Low order fluid motion estimator This low-dimensional fluid motion estimator [6] is based on the Helmholtz decomposition, which consists in representing the velocity field as the sum of a divergence-free component and a curl-free one. In order to provide a low-dimensional solution, both components have been approximated using a discretization of the vorticity (curl of the velocity vector) and divergence maps through regularized Dirac measures [47] . The resulting so-called irrotational (resp. solenoidal) field is then represented by a linear combination of basis functions obtained by a convolution product of the Green kernel gradient and the vorticity map (resp. the divergence map). The coefficient values and the basis function parameters are obtained by minimizing a function formed by an integrated version of the mass conservation principle of fluid mechanics.

Potential functions estimation and finite mimetic differences We have studied a direct estimation approach of the flow potential functions (respectively the stream function and the velocity potential) from two consecutive images. The estimation has been defined on the basis of a high order regularization scheme and has been implemented through mimetic difference methods[12] . With these approaches the discretization preserves basic relationships of continuous vector analysis. Compared to previous discretization scheme based on auxiliary div-curl variables, the considered technique appeared to be numerically much more stable and led to an improve accuracy.

2D and 3D atmospheric motion layer estimation In this study, we have explored the problem of estimating mesoscales dynamics of atmospheric layers from satellite image sequences. Due to the intrinsic sparse 3-dimensional nature of clouds and to large occluded zones caused by the successive overlapping of cloud layers, the estimation of accurate layered dense motion fields is an intricate issue. Relying on a physically sound vertical decomposition of the atmosphere into layers, we have proposed two dense motion estimators for the extraction of multi-layer horizontal (2D) and 3D wind fields. These estimators are expressed as the minimization of a global function that includes a data-driven term and a spatio-temporal smoothness term. A robust data term relying on shallow-water mass conservation model has been proposed to fit sparse observations related to each layer. In the 3D case, the layers are interconnected through a term modeling mass exchanges at the layers surfaces frontiers [9] .

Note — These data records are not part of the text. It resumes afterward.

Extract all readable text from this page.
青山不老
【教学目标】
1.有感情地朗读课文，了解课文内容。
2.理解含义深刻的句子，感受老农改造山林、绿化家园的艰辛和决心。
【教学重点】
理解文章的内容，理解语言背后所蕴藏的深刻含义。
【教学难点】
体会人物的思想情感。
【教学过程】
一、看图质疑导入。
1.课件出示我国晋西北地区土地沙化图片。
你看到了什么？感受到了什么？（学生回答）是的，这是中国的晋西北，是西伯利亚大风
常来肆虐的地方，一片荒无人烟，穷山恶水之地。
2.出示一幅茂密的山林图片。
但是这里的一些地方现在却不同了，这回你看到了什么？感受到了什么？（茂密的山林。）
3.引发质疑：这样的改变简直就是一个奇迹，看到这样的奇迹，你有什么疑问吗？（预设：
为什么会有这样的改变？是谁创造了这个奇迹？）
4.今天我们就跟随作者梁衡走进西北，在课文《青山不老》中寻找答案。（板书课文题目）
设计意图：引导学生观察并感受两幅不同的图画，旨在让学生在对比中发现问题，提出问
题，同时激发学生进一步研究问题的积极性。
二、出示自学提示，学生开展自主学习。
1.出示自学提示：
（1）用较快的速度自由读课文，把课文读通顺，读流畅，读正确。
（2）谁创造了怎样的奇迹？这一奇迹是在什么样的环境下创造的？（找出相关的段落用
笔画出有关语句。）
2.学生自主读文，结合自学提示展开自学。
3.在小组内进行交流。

A novel spatio-temporal regularizer derived from the shallow-water momentum conservation model has been considered to enforce temporal consistency of the solution along time. These constraints are combined with a robust second-order regularizer preserving divergent and vorticity structures of the flow. Besides, a two-level motion estimation scheme has been settled to overcome the limitations of the multiresolution incremental estimation scheme when capturing the dynamics of fine mesoscale structures. This alternative approach relies on the combination of correlation and optical-flow observations. An exhaustive evaluation of the novel method has been first performed on a scalar image sequence generated by Direct Numerical Simulation of a turbulent bi-dimensional flow. Based on qualitative experimental comparisons, the method has also been assessed on a Meteosat infrared image sequence.